Die ganze Ambivalenz des Westens als "elastisches Sinnkonstrukt" hat der Historiker Jürgen Osterhammel einmal daran festgemacht, dass der "Wilde Westen" die unzivilisierte Seite des amerikanischen Kontinents bezeichnete, während der kulturelle Westen der USA in ihrem geografischen Osten lag. [1] Der Westen war als kulturelles Konstrukt stets Bestandteil eines ganzen Ensembles von Begriffen, die einander ergänzten oder überlagerten: Europa, Moderne, Zivilisation oder Abendland zählten dazu. Die Beiträge von Christian Methfessel und Silke Mende machen deutlich, dass Gewichtsverschiebungen in der internationalen Bündnispolitik - etwa die Annäherung zwischen Großbritannien und Frankreich, verbunden mit Titulatur "westliche Mächte" - ebenso eine Rolle spielten wie die moralische Überhöhung der Kolonialpolitik als zivilisatorische Mission. Das eigentümliche Spannungsverhältnis, das aus der Missachtung eigener normativer Grundsätze im Rahmen imperialer Expansion entstand, bildet auch den Fokus der Beiträge von Jakob Lehne und Florian Wagner. Lehne situiert das Jahr 1899 als Wendepunkt der internationalen Zivilisationsrhetorik, als nicht zuletzt die sozialistischen, sozialdemokratischen und linksliberalen Gegner des Kolonialismus durch ihre Kritik an brutal geführten Kolonialkriegen in China und Südafrika Zweifel an der Überlegenheit des Westens nährten.
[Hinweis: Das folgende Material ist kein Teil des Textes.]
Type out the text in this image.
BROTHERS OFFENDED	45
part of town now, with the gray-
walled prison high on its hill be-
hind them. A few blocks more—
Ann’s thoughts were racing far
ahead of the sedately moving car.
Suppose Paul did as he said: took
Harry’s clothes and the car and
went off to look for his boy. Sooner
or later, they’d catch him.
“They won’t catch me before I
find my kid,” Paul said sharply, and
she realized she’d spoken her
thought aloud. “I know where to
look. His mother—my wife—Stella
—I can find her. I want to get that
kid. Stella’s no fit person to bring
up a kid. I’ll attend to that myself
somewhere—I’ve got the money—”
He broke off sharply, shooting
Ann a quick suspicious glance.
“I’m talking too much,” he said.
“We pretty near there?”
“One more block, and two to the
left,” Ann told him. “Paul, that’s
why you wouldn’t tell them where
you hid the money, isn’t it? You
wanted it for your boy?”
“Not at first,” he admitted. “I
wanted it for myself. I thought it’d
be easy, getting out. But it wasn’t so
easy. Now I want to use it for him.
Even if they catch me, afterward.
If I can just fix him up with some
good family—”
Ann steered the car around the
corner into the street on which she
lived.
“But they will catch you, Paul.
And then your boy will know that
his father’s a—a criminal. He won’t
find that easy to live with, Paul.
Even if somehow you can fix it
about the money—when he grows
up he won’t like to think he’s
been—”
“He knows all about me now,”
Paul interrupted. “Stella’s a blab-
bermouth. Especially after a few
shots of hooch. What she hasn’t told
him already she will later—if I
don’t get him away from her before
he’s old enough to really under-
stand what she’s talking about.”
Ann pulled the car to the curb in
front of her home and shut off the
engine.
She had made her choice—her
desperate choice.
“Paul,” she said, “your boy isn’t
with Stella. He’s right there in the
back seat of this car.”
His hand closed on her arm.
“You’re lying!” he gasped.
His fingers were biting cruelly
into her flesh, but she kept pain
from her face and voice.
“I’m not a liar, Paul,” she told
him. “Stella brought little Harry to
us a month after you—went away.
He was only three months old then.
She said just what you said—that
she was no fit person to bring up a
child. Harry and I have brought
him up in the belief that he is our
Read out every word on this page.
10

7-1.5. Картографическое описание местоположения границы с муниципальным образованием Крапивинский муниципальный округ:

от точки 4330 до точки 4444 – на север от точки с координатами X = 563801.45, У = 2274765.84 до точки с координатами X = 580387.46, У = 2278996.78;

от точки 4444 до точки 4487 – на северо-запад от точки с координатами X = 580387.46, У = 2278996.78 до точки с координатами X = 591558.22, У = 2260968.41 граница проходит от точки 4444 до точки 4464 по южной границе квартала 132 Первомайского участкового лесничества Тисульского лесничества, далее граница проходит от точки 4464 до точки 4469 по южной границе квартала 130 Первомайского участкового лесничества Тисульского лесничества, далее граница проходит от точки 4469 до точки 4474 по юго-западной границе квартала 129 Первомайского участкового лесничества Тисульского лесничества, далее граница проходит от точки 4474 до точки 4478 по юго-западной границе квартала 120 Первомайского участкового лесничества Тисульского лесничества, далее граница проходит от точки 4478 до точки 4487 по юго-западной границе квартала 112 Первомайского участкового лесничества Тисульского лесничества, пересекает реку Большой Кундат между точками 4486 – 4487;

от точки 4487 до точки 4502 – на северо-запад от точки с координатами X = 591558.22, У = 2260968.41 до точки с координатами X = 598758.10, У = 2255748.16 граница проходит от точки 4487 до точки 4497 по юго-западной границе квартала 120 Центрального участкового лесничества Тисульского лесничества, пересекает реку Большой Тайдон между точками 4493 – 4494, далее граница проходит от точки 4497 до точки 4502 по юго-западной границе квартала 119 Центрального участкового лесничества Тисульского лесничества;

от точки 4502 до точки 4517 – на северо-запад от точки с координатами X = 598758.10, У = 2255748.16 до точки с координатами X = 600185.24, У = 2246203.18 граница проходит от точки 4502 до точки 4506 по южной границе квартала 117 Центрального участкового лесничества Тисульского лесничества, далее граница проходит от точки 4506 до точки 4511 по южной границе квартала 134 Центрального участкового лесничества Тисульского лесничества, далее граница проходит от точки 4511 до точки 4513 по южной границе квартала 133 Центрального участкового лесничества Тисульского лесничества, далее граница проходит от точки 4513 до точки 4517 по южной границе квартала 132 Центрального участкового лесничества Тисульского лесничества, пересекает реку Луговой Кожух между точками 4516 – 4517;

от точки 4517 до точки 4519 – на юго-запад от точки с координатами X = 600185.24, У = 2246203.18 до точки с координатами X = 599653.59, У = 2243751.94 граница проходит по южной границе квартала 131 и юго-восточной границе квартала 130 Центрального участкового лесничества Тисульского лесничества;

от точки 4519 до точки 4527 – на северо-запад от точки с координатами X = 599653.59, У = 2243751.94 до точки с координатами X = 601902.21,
Wagner kann hingegen plausibel nachzeichnen, dass die führenden deutschen Eliten ihre imperialen Ansprüche auch nach der Weltkriegsniederlage unter Verweis auf eine Mission des Westens artikulierten.
Die gespaltene Haltung deutscher Intellektueller im Ersten Weltkrieg führt Peter Hoeres überzeugend vor. So wollte Ernst Troeltsch abseits der Gegenüberstellung von deutscher Kultur und westlicher Zivilisation die "Zurückgebliebenheit unserer politischen Entwicklung und Erziehung hinter der des Westens" aufholen (91). Überhaupt empfand man sich weiterhin als Teil des Westens, selbst wenn führende Linksliberale wie L.T. Hobhouse und John Dewey ihre geistigen Kriegsanstrengungen darauf abstellten, den Deutschen diese Zugehörigkeit zu verweigern. Einen nüchternen und desillusionierten Ton schlug der Philosoph Bertrand Russel an (und stand damit ziemlich allein): "This war is trivial, for all its vastness. No great principle is at stake, no great human purpose is involved on either side." (95)
Um die kontroverse Bezüge zum Diskurs über den Westen herauszuarbeiten, eignet sich Russland in eminenter Weise. Während das zaristische Russland selbst häufig als Gegenbild westlicher Moderne herhalten musste, waren dort die Westler langer im Aufwind. Ein breiter Konsens trug dort die Befürworter der Reformpolitik, wie Benjamin Beuerle in seiner konzisen Untersuchung zeigt. Ohne den Ausbruch des Ersten Weltkriegs hätte sich der Weg zur Liberalisierung wahrscheinlich fortgesetzt. Daniel Luks Blick auf die Eurasierbewegung im russischen Exil führt hingegen noch einmal die doppelte Frontstellung antiwestlicher Intellektueller vor Augen. Neben dem Sowjetkommunismus waren es die ausgreifenden Phantasien russischer Nationalisten gegen den Westen. Sie träumten (zumeist im westlichen Ausland) von einer Ideokratie des eurasischen Imperiums. Diese russische "Konservative Revolution" der Zwischenkriegszeit erlebt bekanntlich in der Putin-Ära eine erschreckende Renaissance, und ein solches Ideen-Comeback wird mittlerweile aufgearbeitet. [2]
Der Blick auf die Blüte des Westens, den die Beiträge von Florian Greiner zu den Hoffnungen der Zwischenkriegszeit und von Katja Naumann zu den Western-Civilization-Kursen als politische Erziehung thematisieren, rundet den gelungenen Band ab.
Christian Geulens kluger Schlusskommentar wirft die Frage auf, inwiefern Historiker sich bei der Thematisierung des Westens auf Diskursgeschichte beschränken dürfen. So bleibt zu hoffen, dass die unterschiedlichen Konzepte des Westens künftig auch inhaltlich genauer analysiert werden. Zudem fehlt die globale Perspektive, insbesondere auf Asien, denn es ließe sich doch argumentieren, dass gerade in Japan Europa und der Westen schon zur vorletzten Jahrhundertwende zivilisatorische Bezugsgrößen gewesen sind. Womöglich kommt man nicht darum herum, Kapitalismus, Rechtsstaat, Demokratie und Säkularismus als Elemente westlicher Identität zu problematisieren. Es ist das Verdienst des vorliegenden Bandes, zur kritischen Reflexion über die Gegenwart und Zukunft des Westens anzuregen, ohne sich voreilig auf einen postkolonialen Standpunkt zurückzuziehen.
Anmerkungen:
[1] Jürgen Osterhammel: Was war und ist der Westen? Zur Mehrdeutigkeit eines Konfrontationsbegriffs, in: Ders. (Hg.): Die Flughöhe der Adler. Historische Essays zur globalen Gegenwart, München 2017, 101-114, hier 105.
[2] Timothy Snyder: Der Weg in die Unfreiheit. Russland, Amerika und Europa, München 2018.